D2.368 - Concurrent Hereditary Angioedema Type I and Common Variable Immunodeficiency Presenting as Suspected Antibiotic Hypersensitivity: Case Report and Literature Review

Poster abstract

Background

Hereditary angioedema (HAE) and common variable immunodeficiency (CVID) are rare disorders with heterogeneous clinical presentations that pose significant diagnostic challenges. HAE is characterized by recurrent episodes of subcutaneous or submucosal edema affecting the skin, gastrointestinal tract, or airway, whereas CVID presents with variable immune dysfunction, recurrent infections, and impaired vaccine responses. The clinical manifestations of these conditions can mimic allergic reactions, drug hypersensitivity, mast cell disorders, autoimmune diseases, and other immunodeficiencies, making careful differential diagnosis essential.

Method

We present an exceptionally rare case of a patient with concurrent HAE type I and CVID, initially evaluated for suspected antibiotic hypersensitivity, highlighting the complexity of diagnosis and therapeutic decision-making. We report the case of a 34-year-old man with a family history of HAE type I, but no family history of CVID that addressed to our clinic with a persistent, irritating cough lasting over one month, following an acute upper respiratory tract infection treated with amoxicillin/clavulanic acid. After completing the antibiotic course, he experienced a severe episode of cough accompanied by dysphonia and inspiratory dyspnea, followed by a brief loss of consciousness, which resulted in a minor car accident.
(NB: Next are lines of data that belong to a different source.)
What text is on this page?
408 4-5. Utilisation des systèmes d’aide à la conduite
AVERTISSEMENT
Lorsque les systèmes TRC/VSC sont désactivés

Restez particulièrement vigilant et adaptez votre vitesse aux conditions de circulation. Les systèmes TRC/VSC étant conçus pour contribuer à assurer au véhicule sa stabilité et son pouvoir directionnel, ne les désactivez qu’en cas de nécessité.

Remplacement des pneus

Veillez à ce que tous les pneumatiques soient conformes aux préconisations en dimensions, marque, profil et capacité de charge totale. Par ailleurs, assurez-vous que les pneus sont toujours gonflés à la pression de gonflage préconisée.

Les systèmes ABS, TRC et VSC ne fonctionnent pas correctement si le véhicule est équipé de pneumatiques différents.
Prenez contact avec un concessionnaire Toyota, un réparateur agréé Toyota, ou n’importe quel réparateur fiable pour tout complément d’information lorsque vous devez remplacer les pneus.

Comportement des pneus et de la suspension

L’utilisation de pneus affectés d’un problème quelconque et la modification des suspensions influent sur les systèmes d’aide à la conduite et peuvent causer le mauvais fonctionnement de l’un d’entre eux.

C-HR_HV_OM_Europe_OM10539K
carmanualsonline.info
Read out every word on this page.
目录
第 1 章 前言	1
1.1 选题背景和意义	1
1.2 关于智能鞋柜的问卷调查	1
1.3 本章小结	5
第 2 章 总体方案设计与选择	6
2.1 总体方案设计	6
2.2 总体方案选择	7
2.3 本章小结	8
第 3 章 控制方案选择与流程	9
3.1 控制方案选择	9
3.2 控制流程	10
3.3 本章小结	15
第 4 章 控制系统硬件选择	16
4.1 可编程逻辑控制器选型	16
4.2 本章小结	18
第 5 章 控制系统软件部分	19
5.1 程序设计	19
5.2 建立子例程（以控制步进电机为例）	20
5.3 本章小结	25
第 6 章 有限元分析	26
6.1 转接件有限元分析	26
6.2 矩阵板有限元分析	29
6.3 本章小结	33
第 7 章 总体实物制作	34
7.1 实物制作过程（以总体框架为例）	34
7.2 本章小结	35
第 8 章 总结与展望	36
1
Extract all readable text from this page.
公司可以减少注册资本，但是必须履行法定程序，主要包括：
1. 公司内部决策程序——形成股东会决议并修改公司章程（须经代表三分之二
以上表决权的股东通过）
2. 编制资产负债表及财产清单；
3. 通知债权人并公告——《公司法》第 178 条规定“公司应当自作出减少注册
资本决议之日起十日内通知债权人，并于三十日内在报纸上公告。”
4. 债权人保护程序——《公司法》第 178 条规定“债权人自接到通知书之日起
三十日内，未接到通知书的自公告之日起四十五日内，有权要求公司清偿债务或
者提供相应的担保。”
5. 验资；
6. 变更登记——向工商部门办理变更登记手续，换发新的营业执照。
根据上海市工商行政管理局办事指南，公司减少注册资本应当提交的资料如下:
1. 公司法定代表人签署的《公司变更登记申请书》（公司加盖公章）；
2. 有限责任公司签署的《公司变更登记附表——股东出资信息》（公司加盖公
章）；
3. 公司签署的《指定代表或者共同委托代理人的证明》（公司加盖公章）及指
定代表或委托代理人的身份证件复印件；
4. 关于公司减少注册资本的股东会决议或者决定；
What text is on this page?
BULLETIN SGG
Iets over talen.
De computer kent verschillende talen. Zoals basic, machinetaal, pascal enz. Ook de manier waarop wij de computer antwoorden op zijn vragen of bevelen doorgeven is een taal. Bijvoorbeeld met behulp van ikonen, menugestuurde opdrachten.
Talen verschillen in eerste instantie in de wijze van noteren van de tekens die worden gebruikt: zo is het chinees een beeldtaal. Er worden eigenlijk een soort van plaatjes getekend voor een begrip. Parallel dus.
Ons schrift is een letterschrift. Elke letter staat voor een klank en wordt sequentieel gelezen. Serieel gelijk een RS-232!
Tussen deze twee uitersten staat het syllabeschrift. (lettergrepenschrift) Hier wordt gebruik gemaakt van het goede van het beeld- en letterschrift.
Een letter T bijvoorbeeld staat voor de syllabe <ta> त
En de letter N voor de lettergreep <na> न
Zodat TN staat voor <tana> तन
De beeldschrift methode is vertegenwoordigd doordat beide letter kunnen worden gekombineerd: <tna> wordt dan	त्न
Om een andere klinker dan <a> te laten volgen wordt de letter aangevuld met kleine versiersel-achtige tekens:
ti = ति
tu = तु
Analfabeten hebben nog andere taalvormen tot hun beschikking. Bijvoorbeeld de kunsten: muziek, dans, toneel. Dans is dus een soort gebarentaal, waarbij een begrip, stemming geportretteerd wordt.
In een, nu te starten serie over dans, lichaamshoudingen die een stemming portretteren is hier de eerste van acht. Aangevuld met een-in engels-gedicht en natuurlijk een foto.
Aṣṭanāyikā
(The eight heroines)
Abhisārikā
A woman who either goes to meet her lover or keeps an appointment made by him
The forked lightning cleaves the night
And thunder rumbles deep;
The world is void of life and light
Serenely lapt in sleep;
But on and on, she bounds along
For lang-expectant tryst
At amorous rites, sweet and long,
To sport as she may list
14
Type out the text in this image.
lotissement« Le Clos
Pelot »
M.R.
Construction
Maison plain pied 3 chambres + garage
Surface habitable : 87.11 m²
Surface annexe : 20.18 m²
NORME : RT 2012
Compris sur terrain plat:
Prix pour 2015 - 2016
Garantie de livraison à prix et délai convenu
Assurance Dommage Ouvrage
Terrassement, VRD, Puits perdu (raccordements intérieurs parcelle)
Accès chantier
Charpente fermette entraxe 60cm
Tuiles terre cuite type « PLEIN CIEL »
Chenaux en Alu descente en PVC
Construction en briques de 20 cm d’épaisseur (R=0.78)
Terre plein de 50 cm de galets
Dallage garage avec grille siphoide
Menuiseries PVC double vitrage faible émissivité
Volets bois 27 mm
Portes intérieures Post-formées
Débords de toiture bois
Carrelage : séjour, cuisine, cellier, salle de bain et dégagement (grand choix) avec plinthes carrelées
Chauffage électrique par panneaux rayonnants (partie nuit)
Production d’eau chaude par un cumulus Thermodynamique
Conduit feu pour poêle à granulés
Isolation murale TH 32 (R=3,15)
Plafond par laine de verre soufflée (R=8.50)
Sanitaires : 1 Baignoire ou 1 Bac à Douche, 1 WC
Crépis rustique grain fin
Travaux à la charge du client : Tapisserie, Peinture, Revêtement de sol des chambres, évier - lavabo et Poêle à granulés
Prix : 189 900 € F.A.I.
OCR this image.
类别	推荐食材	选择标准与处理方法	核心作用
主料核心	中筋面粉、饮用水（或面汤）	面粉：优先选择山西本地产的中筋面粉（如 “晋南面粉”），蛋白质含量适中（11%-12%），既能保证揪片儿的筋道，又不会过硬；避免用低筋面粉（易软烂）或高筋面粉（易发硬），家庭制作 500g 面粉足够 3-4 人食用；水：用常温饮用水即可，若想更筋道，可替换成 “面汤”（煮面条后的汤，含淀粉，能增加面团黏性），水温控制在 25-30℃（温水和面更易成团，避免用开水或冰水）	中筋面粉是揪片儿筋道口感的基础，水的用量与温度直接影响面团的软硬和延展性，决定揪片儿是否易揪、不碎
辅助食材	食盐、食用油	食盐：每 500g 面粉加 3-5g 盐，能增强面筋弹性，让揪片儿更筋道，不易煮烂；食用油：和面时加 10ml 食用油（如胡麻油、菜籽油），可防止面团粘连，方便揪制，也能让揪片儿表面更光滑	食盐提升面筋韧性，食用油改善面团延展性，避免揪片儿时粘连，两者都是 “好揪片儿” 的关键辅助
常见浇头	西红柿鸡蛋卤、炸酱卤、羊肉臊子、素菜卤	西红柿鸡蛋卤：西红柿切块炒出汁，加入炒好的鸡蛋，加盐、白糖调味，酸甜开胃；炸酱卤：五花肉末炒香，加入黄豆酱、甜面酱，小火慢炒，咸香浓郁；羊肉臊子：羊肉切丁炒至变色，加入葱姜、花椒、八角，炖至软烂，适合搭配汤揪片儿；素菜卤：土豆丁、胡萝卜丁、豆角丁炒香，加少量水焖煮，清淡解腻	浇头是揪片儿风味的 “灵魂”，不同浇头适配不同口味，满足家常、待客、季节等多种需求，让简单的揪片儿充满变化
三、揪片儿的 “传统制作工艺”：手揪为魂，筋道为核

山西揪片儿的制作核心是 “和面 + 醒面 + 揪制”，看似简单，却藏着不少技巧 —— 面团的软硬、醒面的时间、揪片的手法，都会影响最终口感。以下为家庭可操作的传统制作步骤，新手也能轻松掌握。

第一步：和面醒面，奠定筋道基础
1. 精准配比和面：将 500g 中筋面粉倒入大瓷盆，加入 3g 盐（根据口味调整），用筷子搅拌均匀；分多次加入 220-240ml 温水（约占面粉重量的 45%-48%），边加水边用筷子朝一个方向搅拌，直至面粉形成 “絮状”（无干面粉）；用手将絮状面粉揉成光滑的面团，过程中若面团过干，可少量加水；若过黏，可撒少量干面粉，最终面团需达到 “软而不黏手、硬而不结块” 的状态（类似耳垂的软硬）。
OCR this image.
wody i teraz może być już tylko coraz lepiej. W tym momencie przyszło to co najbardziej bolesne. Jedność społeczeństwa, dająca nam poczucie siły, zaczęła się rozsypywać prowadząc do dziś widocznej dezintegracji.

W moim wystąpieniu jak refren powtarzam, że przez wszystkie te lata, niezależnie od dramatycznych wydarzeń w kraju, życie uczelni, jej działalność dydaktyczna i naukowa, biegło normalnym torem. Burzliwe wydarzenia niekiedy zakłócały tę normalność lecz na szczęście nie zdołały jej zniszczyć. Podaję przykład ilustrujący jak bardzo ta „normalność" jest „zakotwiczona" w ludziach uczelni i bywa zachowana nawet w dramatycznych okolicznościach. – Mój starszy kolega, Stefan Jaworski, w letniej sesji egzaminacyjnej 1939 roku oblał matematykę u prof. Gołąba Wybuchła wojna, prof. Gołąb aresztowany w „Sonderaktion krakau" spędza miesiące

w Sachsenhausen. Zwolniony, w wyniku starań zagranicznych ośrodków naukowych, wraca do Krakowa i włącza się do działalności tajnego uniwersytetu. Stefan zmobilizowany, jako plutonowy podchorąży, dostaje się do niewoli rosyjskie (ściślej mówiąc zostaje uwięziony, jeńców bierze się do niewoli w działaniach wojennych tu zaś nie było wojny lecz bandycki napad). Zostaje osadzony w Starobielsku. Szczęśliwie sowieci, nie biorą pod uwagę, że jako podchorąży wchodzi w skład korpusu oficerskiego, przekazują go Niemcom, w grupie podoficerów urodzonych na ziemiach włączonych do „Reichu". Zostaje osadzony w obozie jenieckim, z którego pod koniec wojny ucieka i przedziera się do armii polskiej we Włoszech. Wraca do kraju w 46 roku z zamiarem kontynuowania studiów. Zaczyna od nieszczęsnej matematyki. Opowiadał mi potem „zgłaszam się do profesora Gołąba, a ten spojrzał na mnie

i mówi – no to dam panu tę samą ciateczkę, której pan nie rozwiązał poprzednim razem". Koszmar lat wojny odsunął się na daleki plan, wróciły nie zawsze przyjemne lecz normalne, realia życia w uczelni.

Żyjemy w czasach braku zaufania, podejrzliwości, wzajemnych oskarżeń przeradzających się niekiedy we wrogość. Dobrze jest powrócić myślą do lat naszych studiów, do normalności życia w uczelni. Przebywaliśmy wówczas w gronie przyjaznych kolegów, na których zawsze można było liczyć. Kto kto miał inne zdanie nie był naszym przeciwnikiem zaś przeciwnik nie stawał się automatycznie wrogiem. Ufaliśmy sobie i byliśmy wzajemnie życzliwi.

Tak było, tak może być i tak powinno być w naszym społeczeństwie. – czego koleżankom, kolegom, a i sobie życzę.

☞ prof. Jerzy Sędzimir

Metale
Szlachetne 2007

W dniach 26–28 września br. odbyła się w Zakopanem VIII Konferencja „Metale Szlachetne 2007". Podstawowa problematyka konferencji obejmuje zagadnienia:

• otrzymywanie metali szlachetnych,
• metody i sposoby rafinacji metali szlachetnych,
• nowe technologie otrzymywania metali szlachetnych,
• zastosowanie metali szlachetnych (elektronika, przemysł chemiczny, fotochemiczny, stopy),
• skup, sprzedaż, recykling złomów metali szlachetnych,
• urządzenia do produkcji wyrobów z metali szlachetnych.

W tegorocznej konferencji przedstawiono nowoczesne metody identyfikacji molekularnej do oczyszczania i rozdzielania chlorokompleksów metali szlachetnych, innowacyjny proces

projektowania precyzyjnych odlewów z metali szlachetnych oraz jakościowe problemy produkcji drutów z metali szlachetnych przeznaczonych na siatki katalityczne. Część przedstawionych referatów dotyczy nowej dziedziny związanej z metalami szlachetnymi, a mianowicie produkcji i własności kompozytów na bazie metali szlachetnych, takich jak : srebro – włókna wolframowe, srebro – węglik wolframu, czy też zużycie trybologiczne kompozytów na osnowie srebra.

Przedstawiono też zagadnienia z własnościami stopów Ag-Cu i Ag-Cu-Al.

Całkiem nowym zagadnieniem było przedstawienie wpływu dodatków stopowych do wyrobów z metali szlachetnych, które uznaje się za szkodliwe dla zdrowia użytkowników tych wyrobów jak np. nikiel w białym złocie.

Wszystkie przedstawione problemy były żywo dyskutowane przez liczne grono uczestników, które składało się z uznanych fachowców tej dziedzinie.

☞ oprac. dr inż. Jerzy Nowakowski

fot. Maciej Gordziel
Laboratory findings confirmed both conditions, showing low C1 inhibitor levels and activity, markedly reduced serum concentrations of immunoglobulin G (including subclasses G1, G2, and G4), immunoglobulin A, and immunoglobulin M, along with a poor specific antibody response to vaccines. Skin allergy and oral provocation tests were negative, effectively ruling out antibiotic hypersensitivity. HLA genotyping revealed HLA-B*35:01 and B*44:01, with homozygosity for HLA-C*04:01, alleles previously associated with increased susceptibility to CVID. Using this case as a framework, we review the literature on coexisting HAE and CVID, examining clinical presentations, diagnostic approaches, biomarker profiles, and reported HLA associations.

Results

We highlighted the critical importance of a comprehensive and personalized therapeutic approach, combining prophylactic and on-demand treatment for HAE with individualized immunoglobulin replacement for CVID.

Conclusion

Integrating detailed clinical assessment with immunologic and genetic testing is essential for the management of rare, complex disorders, and further studies are needed to clarify potential immunogenetic links between HAE and CVID.